For now, the Devil appears to have beaten back his demon. There he was a couple of weeks ago taking his turn with the Cup on the Meadowlands ice. There he was a few days later, a guest on the Letterman set. Now Daneyko's thinking about his future: He'd like to get into broadcasting or maybe player personnel. He and some partners are building the Ken Daneyko IcePlex near Wayne, N.J.

For a time, it didn't seem as if his career ending would be so sweet. Daneyko had played Games 6 and 7 of the Eastern Conference Finals to help New Jersey beat the Senators. But in the Finals, with the Devils up against the Mighty Ducks' mighty speed, coach Pat Burns sat Daneyko down. "After I didn't play the first six games, there was no chance I'd get in for Game 7."

Then it happened. The night before the deciding game, Burns came to Daneyko at the team dinner and said quietly, "You're in. Don't tell anybody."

"I was like a little kid, weak-kneed and in awe," says Daneyko. "I called my wife. She had to settle me down, remind me I've been doing this 20 years."

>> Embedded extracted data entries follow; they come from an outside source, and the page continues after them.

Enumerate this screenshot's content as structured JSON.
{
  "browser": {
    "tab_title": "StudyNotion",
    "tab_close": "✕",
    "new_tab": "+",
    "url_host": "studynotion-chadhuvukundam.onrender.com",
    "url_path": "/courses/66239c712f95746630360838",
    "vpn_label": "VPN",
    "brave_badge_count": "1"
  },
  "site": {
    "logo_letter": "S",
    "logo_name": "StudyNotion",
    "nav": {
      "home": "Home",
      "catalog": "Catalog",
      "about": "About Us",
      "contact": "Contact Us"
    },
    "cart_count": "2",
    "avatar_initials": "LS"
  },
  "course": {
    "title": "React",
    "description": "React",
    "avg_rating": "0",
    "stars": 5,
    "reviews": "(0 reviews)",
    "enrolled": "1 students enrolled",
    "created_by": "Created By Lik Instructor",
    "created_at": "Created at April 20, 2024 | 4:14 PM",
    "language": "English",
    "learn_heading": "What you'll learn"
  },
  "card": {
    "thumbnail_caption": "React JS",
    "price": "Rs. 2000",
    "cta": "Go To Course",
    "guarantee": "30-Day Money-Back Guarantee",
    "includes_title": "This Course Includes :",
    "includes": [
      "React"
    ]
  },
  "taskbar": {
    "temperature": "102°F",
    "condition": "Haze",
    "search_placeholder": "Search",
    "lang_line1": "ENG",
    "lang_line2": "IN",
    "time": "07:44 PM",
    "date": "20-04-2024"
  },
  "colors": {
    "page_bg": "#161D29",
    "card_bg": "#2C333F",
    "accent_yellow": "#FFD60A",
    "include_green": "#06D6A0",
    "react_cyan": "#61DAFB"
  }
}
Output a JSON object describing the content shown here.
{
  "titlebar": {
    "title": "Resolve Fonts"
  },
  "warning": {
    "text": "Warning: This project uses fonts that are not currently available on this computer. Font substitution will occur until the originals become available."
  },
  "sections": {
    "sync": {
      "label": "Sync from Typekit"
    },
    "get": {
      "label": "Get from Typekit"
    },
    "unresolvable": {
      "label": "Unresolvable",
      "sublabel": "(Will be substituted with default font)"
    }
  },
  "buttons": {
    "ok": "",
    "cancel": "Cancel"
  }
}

This is from a man who has played in 12 Game 7s, one shy of the record. This is from a man who has played in just about every big game in Devils history.

When New Jersey fans heard the pregame scratches and realized Daneyko was not among them, they roared. They roared again when he came over the boards for his first shift, and they stood and cheered one giant thank you, when he touched the puck. Never mind that Daneyko has averaged about 1.5 goals a year for his career. He's been the steady, body-crushing lifeblood of the defense for as long as most Devils fans can remember.

As the game wound down, and the Cup was secure, Burns let Daneyko stay on the ice for the final, splendid minute and a half. Daneyko deserved it. "The way the fans were that night reminds me that these 20 years have really been worth something," said Daneyko. "This year a lot of guys on our team had storybook endings. This was mine."

sachmo71
07-11-2003, 01:02 PM
Great guy. I'll never forget in the 2000 Stanley Cup finals when he scored on Belfour. I knew then that the cup was not coming back to Dallas. :D

Syrinx
07-11-2003, 01:10 PM
I know the feeling; I nearly broke down in tears when Darrell Green finally retired at the end of last season.

Team players like that just don't exist any more.

Marmel
07-11-2003, 01:23 PM
2 guys from Georgia and 1 from Texas talking about hockey. What has become of the sport? ???

ISiddiqui
07-11-2003, 02:45 PM
Well I'm originally from Jersey (and am actually there for the summer right now) ;).

Syrinx: I know. It's kinda hard to root for some players when you realize they won't be on your team forever. I think Jerry Rice becoming a Raider showed that to me. Although we can always hold out hope that the current stars that came through the system will stick it out through thick and thin, and won't be traded by evil Front Offices :D.

ice4277
07-11-2003, 04:20 PM
Excellent story about Daneyko. It already makes me sad to think this will be Stevie Y's last season :(

ISiddiqui
07-11-2003, 06:14 PM
Yeah... it's the reason why I'll root for Detroit (well, when they aren't playing the Devils ;)) this year. Yzerman deserves to go out on as high a note as Daneyko did.

bbor
07-11-2003, 10:16 PM
Kenny did it right...played his ass off...did'nt complain when he got sat out...anf left with the cup.